In this medical malpractice case the Vancouver General Hospital appealed a decision finding them negligent in failing to assign one-on-one supervision to an elderly patient (Vancouver General Hospital v. Zheng,2024 BCCA 42). The patient subsequently fell and broke his hip. The appeal focused on whether the trial judge erred in concluding that the standard of care required one-on-one supervision based on the patient’s known risk factors. The Court of Appeal dismissed the appeal, finding that the judge’s personal injury decision was not in error.
The plaintiff was an 83-year-old patient admitted to VGH with heart problems. He exhibited signs of confusion, hallucinations, and restlessness. Nurses were informed of his risk of falling but did not reassess him regularly or implement preventative measures. The Plaintiff’s daughter left the hospital at 6 PM, and he fell unsupervised later that night.
Key Findings by the Court of Appeal
The hospital did not contest the judge’s findings regarding other breaches of the standard of care, such as failing to reassess the patient after certain points in time.

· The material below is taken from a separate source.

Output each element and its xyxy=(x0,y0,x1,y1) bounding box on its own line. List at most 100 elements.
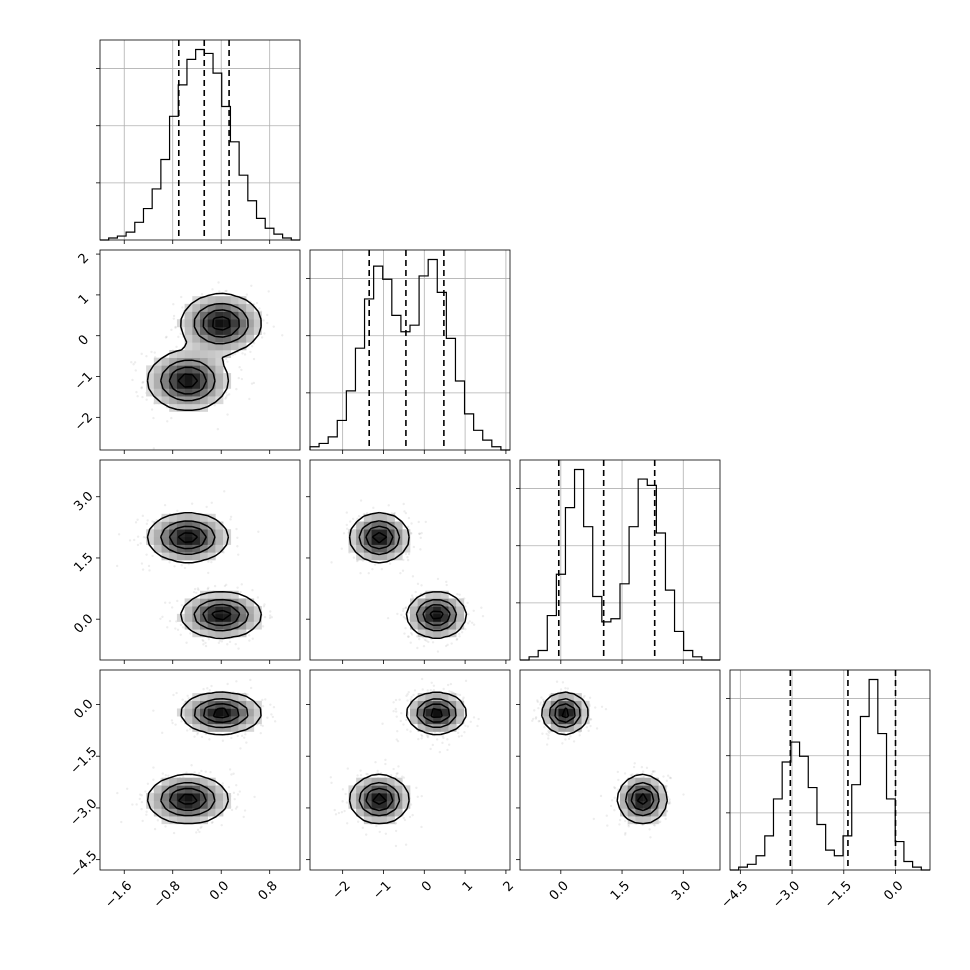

The key issue was whether the standard of care mandated one-on-one supervision given the patient’s risk factors, including confusion, hallucinations, and a potential to get out of bed. The judge relied on evidence from a nursing expert and the specific circumstances of the case to conclude that one-on-one supervision was necessary. The appeal court found that the judge’s reasoning was sound and supported by the evidence, and that they did not commit a palpable and overriding error.

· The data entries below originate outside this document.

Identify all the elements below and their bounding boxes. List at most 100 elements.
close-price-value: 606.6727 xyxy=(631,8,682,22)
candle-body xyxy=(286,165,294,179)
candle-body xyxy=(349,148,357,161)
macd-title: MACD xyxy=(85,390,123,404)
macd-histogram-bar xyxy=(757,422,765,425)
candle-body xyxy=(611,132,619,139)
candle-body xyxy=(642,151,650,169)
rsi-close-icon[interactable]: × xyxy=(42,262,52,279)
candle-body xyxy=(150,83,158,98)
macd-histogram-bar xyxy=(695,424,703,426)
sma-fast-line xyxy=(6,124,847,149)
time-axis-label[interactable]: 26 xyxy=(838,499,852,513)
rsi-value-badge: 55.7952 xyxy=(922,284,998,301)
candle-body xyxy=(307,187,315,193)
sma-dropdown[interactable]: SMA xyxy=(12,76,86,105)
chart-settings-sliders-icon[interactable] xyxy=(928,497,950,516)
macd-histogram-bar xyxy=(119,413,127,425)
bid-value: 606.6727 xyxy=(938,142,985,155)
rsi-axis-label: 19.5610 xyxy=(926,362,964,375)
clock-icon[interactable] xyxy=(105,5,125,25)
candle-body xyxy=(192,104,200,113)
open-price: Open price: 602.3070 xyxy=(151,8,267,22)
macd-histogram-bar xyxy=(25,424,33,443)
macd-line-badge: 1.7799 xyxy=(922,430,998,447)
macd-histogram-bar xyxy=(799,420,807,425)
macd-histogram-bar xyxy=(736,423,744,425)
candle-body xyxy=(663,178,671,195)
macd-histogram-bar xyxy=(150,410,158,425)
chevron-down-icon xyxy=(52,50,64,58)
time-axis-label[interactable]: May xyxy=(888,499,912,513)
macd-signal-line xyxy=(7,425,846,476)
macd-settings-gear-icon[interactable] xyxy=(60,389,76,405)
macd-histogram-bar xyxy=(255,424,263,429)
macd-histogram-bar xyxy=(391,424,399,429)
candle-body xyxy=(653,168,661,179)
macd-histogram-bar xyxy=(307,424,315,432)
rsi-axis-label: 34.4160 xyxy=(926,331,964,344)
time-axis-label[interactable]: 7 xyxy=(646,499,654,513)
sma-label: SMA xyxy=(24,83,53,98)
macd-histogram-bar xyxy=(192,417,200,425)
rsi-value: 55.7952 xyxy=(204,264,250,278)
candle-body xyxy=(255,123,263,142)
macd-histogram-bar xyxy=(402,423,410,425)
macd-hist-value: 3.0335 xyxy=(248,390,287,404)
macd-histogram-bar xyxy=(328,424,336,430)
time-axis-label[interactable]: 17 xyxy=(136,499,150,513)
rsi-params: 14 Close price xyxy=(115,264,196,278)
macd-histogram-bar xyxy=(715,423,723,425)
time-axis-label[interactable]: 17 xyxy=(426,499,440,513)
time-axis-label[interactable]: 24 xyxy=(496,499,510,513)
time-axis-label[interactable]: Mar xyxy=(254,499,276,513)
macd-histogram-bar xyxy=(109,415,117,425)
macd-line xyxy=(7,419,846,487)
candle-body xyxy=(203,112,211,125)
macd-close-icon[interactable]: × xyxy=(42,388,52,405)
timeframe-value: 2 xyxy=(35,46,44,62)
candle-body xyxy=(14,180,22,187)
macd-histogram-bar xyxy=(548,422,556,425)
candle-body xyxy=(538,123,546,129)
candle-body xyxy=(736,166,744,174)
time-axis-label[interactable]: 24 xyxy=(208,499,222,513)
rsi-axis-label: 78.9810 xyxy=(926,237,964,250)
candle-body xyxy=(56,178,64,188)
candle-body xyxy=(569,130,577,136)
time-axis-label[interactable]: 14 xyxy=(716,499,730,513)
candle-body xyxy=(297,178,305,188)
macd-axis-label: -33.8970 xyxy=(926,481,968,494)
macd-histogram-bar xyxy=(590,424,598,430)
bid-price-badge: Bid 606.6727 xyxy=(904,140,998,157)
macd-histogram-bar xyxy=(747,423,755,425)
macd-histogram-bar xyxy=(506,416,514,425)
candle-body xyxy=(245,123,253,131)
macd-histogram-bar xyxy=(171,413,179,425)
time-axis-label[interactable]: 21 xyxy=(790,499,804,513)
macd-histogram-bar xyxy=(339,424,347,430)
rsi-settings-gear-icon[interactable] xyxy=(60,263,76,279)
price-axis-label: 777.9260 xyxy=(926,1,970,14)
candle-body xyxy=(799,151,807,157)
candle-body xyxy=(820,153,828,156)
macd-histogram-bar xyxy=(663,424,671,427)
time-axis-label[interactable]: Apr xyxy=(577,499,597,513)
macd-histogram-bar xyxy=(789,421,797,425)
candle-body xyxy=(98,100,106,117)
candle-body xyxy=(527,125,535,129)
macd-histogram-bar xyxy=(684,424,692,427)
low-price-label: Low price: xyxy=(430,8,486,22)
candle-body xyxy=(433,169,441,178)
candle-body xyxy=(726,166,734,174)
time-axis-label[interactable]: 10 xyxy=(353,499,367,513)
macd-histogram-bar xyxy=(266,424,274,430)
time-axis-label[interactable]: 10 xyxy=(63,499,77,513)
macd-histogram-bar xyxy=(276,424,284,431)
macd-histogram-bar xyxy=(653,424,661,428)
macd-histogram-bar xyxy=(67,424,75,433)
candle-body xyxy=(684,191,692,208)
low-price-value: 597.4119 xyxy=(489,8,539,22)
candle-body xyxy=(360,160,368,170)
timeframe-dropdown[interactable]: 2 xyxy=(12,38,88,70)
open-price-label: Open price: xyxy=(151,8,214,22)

No Absolute Requirement for one-on-one supervision
The court emphasized that the availability of resources for one-on-one supervision was also relevant, but the evidence did not suggest it was unavailable in this case. This case does not establish a general rule that one-on-one supervision is always required when considered as an option, but rather highlights the importance of considering all relevant factors and evidence in determining the standard of care.